Sérgio Vilar // sergiovilar.rn@dabr.com.br

 

Os ofícios de historiador, pesquisador e escritor se confundem muitas vezes. Saber o espaço onde cada um começa e termina é tarefa hercúlea. E para definir o trabalho de Cláudio Galvão é preciso diagnosticar essa linha divisória ou eliminar de vez todas elas. O autor de 18 livros, cujas temáticas resgatam histórias mais das vezes desconhecidas da cultura potiguar, preenche esses campos com a maestria incansável de quem nunca abandonou as páginas emboloradas dos jornais e documentos antigos. E emprega recursos literários às histórias relatadas após minucioso trabalho de pesquisa.

Já são 18 livros publicados, sendo a maioria motivada pela paixão do historiador e escritor pela música . // Fábio Cortez/DN/D.A Press.

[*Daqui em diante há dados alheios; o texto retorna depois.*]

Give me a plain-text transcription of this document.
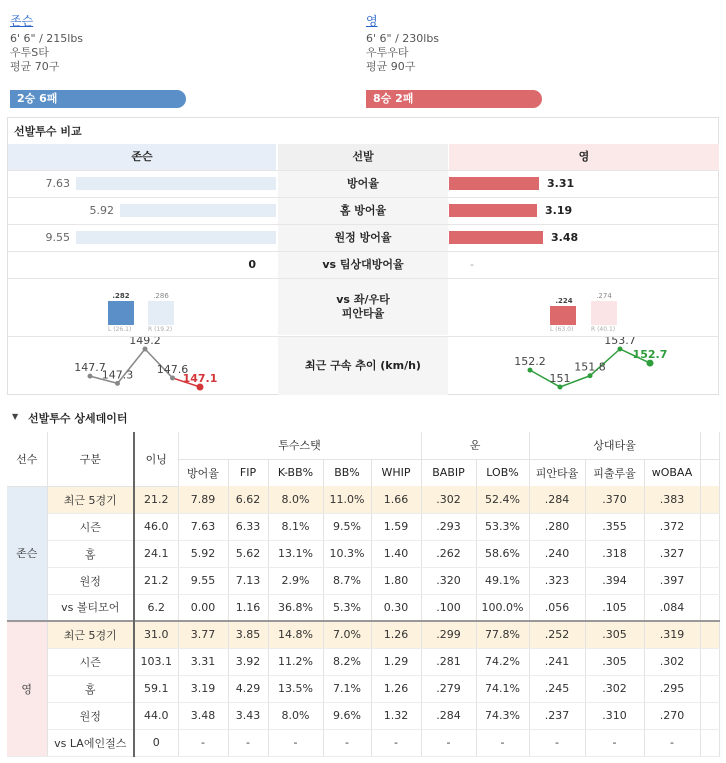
존슨
6' 6" / 215lbs
우투S타
평균 70구
2승 6패
영
6' 6" / 230lbs
우투우타
평균 90구
8승 2패
선발투수 비교
존슨	선발	영
방어율
7.63	3.31
홈 방어율
5.92	3.19
원정 방어율
9.55	3.48
vs 팀상대방어율
0	-
vs 좌/우타
피안타율
.282	.286
L (26.1)	R (19.2)
.224
.274
L (63.0)	R (40.1)
최근 구속 추이 (km/h)
147.7
147.3
149.2
147.6
147.1
152.2
151
151.8
153.7
152.7
▼ 선발투수 상세데이터
선수	구분	이닝	투수스탯					운		상대타율			
			방어율	FIP	K-BB%	BB%	WHIP	BABIP	LOB%	피안타율	피출루율	wOBAA	
존슨	최근 5경기	21.2	7.89	6.62	8.0%	11.0%	1.66	.302	52.4%	.284	.370	.383	
	시즌	46.0	7.63	6.33	8.1%	9.5%	1.59	.293	53.3%	.280	.355	.372	
	홈	24.1	5.92	5.62	13.1%	10.3%	1.40	.262	58.6%	.240	.318	.327	
	원정	21.2	9.55	7.13	2.9%	8.7%	1.80	.320	49.1%	.323	.394	.397	
	vs 볼티모어	6.2	0.00	1.16	36.8%	5.3%	0.30	.100	100.0%	.056	.105	.084	
영	최근 5경기	31.0	3.77	3.85	14.8%	7.0%	1.26	.299	77.8%	.252	.305	.319	
	시즌	103.1	3.31	3.92	11.2%	8.2%	1.29	.281	74.2%	.241	.305	.302	
	홈	59.1	3.19	4.29	13.5%	7.1%	1.26	.279	74.1%	.245	.302	.295	
	원정	44.0	3.48	3.43	8.0%	9.6%	1.32	.284	74.3%	.237	.310	.270	
	vs LA에인절스	0	-	-	-	-	-	-	-	-	-	-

Aos 74 anos, Cláudio Galvão pesquisava nos arquivos do Diário de Natal informações para novo livro quando foi abordado para entrevista. O músico macauense Waldemar de Almeida será o biografado da vez. A linha musical predomina entre suas pesquisas. Cláudio é músico e estudioso da arte. Publicou livro onde resgatou 300 modinhas antigas cantadas em Natal no início do século passado. Também trouxe à tona a vida do maestro potiguar Oswaldo de Souza, de fama internacional e pouco reconhecido em seu chão, e detalhou a vida do autor do clássico Royal Cinema, Tonheca Dantas.

Para escrever A Modinha Norte-rio-grandense (2000), pesquisou a existência de descendentes e velhos seresteiros, e entrevistou cada um acompanhado de gravador e violão. Enquanto ouvia a cantoria, anotava as notas, tocava no violão e gravava. Em casa, transcrevia tudo em formato de partitura de música – conhecimento restrito a músicos eruditos. “Não havia copista à época. Havia uma máquina datilográfica no Rio de Janeiro capaz dessa transcrição para partitura, mas custava um salário e meio do meu ordenado. Não dava”.

Em viagem à Europa, em 1992, Cláudio Galvão procurou um programa de computador com essa finalidade. Espanha, França… “Só na Holanda me informaram que existia esse programa, mas na Alemanha. Não havia mais tempo. Um colega que me acompanhava comprou e trouxe depois a Natal. Era na base do DOS. Desconheço quem tenha feito essa transcrição à época”. Quando Cláudio já contava mais de 100 modinhas transcritas, surgiu o fenômeno criado pelo gênio Bill Gates. “O Windows inviabilizou meu trabalho e precisei refazer tudo”.

Diferencial

O legado literário deixado por Cláudio Galvão é tão importante quanto as temáticas e personagens dos seus livros. Mesmo quando passeia pela literatura, a música emana quase por osmose. Foi assim quando escreveu Príncipe Plebeu (2010) – uma biografia do poeta Othoniel Menezes. O livro veio acompanhado de CD com poemas musicados do autor-letrista de Seranata do Pescador (Praieira); ou quando publicou Cancioneiro de Auta de Sousa (2000), fruto do trabalho de pesquisa, textos e também grafia musical. Ou ainda o livro Modinhas Baianas no RN (1991).